Apropos of bits of work, here’s a question about articles for review. Say there is a pretty well-known data set that is identified with exactly one research team, such that anybody who has read the literature will recognize the authors, or at least the PI, from the data. It does not matter whether you use “identifying reference withheld” or third person references, the author, or at least the author’s research team, will be identified. How much trouble should the author go to in attempting to present the appearance of conforming to the norm of not identifying the author, i.e. in using the third person in describing the research procedures? (Identifying reference withheld would seem absurd in this situation, especially as the withheld citations would be central to any literature review.)
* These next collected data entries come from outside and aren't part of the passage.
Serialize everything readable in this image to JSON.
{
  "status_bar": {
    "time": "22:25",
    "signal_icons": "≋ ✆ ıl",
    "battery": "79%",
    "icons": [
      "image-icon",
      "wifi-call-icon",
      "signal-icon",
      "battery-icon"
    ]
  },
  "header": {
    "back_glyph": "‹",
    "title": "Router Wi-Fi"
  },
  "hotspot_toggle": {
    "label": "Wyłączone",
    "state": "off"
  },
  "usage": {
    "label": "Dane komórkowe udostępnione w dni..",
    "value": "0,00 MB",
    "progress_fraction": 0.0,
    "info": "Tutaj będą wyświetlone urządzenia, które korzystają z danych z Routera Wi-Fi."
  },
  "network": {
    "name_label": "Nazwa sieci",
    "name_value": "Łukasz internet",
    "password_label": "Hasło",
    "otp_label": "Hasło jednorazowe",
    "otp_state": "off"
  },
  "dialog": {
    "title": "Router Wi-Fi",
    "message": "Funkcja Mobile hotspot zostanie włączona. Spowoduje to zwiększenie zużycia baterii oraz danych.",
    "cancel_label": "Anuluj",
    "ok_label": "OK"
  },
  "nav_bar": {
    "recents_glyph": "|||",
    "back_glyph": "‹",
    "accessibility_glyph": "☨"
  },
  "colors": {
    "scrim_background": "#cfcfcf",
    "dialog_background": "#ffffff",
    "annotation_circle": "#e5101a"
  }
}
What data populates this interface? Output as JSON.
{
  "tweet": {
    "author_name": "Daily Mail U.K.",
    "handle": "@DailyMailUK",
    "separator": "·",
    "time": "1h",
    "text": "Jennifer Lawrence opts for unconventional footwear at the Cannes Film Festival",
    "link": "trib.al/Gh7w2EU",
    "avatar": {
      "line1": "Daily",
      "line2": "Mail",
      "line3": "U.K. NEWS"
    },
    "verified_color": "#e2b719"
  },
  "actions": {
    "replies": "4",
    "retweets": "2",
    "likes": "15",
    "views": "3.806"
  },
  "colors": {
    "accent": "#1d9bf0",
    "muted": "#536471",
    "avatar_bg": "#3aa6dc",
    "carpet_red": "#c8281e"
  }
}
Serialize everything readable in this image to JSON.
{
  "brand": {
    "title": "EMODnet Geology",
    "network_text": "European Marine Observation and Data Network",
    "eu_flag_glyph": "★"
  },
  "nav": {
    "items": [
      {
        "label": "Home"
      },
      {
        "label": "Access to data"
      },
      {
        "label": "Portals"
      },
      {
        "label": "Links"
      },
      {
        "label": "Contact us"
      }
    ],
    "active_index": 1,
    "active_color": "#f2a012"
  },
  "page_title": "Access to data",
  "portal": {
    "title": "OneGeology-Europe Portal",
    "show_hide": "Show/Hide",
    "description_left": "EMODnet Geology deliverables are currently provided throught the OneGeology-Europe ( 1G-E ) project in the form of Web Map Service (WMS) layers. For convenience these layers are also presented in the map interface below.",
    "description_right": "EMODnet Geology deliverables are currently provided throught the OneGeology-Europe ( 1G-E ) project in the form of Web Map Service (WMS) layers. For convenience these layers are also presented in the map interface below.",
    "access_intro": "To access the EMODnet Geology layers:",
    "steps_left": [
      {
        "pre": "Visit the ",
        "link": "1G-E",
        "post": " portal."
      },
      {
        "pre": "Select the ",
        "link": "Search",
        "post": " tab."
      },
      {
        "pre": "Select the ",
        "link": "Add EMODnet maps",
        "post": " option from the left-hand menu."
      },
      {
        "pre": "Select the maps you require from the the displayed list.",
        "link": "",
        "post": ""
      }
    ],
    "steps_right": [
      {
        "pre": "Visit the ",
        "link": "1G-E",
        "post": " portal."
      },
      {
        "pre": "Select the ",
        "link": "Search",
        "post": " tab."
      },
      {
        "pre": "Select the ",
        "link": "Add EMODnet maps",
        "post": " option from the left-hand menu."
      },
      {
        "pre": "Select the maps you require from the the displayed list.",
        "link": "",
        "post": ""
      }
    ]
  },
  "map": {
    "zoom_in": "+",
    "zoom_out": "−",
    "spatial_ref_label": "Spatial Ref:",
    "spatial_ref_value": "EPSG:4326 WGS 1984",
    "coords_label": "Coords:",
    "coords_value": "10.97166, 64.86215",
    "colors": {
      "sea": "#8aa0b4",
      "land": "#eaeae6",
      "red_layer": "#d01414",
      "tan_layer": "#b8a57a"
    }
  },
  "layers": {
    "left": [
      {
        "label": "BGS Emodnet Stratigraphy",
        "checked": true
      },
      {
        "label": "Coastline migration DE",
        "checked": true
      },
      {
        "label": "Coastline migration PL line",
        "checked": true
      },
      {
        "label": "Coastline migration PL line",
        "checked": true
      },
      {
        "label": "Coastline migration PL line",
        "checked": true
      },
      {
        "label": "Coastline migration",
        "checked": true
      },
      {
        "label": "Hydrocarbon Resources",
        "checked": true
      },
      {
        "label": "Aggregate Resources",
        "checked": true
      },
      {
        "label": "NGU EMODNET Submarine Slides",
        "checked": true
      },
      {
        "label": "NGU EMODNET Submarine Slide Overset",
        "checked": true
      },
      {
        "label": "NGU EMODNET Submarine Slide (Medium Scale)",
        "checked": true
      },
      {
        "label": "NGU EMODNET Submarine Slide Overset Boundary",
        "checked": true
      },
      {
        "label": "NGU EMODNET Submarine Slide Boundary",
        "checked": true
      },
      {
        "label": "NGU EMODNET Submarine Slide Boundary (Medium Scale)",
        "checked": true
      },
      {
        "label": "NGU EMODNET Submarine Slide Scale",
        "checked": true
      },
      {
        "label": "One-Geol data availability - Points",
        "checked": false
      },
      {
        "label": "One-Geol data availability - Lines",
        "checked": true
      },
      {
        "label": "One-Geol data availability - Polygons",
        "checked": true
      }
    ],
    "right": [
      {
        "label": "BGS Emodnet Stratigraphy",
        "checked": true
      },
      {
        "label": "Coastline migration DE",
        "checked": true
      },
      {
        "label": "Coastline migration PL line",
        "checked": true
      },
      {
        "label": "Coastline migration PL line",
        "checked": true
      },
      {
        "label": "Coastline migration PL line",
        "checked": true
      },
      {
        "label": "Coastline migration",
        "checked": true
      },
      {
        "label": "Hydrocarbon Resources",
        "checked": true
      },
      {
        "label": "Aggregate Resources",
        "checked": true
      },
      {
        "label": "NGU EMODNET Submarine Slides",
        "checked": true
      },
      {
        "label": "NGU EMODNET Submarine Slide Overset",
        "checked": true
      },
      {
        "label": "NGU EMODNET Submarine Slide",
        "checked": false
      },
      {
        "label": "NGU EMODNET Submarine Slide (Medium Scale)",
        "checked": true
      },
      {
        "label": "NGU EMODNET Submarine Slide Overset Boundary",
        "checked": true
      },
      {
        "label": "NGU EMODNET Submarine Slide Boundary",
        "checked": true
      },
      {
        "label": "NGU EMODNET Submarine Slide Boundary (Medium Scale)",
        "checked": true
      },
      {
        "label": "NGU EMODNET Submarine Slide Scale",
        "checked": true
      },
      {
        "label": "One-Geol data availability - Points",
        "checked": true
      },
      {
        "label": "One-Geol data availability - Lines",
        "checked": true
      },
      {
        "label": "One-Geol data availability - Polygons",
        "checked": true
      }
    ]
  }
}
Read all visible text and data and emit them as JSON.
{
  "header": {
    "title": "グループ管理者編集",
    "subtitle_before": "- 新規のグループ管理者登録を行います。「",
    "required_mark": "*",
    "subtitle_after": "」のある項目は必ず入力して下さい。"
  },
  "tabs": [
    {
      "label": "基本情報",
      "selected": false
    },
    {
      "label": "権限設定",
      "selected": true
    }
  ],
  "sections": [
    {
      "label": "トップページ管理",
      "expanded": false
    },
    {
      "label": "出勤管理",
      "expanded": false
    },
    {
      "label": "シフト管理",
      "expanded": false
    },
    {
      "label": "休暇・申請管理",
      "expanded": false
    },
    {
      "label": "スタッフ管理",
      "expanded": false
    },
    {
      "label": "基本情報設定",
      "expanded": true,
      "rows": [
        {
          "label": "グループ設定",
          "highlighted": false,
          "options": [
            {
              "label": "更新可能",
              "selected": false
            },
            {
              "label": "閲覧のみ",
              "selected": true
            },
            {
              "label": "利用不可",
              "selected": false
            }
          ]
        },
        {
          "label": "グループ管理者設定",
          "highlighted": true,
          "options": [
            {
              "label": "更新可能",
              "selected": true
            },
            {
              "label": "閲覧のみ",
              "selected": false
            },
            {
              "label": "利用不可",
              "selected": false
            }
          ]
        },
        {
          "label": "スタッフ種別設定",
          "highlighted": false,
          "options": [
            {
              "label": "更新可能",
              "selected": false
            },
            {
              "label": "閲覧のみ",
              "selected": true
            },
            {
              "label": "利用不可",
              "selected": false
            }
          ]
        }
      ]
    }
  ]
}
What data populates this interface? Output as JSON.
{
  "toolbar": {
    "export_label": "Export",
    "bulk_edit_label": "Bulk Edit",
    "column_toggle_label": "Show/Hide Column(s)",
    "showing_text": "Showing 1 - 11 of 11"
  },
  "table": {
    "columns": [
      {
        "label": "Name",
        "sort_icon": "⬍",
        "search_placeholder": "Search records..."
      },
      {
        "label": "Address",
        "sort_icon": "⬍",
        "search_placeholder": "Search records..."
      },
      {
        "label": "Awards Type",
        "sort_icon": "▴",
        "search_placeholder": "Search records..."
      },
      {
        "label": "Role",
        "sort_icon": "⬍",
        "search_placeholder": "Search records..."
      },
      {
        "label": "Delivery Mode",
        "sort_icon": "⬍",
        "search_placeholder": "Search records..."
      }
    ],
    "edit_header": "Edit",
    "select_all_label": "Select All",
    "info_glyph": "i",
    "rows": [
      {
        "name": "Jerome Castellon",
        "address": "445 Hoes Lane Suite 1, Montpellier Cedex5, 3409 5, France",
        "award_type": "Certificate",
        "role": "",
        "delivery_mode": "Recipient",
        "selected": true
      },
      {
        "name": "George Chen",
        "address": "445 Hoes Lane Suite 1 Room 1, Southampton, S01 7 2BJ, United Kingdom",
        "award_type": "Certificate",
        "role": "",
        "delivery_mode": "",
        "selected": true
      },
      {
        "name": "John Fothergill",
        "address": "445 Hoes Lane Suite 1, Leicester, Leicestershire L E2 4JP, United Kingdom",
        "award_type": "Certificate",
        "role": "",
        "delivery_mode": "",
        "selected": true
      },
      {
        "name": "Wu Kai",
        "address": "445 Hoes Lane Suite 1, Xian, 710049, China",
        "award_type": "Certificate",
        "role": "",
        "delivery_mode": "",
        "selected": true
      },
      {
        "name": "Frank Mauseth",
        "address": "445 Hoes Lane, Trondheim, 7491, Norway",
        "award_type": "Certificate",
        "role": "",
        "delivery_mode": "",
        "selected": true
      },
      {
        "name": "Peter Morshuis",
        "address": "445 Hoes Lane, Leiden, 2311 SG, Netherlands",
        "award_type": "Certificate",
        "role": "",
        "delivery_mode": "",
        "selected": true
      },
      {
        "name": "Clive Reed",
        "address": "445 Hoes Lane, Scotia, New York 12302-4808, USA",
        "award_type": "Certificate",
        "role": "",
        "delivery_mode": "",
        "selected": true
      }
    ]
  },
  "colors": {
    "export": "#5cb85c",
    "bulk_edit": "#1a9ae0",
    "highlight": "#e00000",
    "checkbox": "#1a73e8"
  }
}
My view as a reviewer: if the author of an article in my area is a senior person, I know who it is. But under the cloak of the anonymous reviewer, I am willing to say critical things about my friends. And good things about people whose work I don’t recognize (and thus know must be junior). I have been told by editors that this is common; people will not say bad work is good just because their friends wrote it. It is the anonymity of the reviewer that is central to the integrity of the process. So I don’t think trying to pretend anonymity is worth the trouble. In fact, I loathe “identifying reference withheld”!! If you are going to anonymize, do it with third person references.
What do you think about an author who does not even go through the motions of third person references to disguise authorship, in a case where disguise would be futile anyway. Is that bad form? Or understandable, let it go? Should editors police this kind of thing? Do they?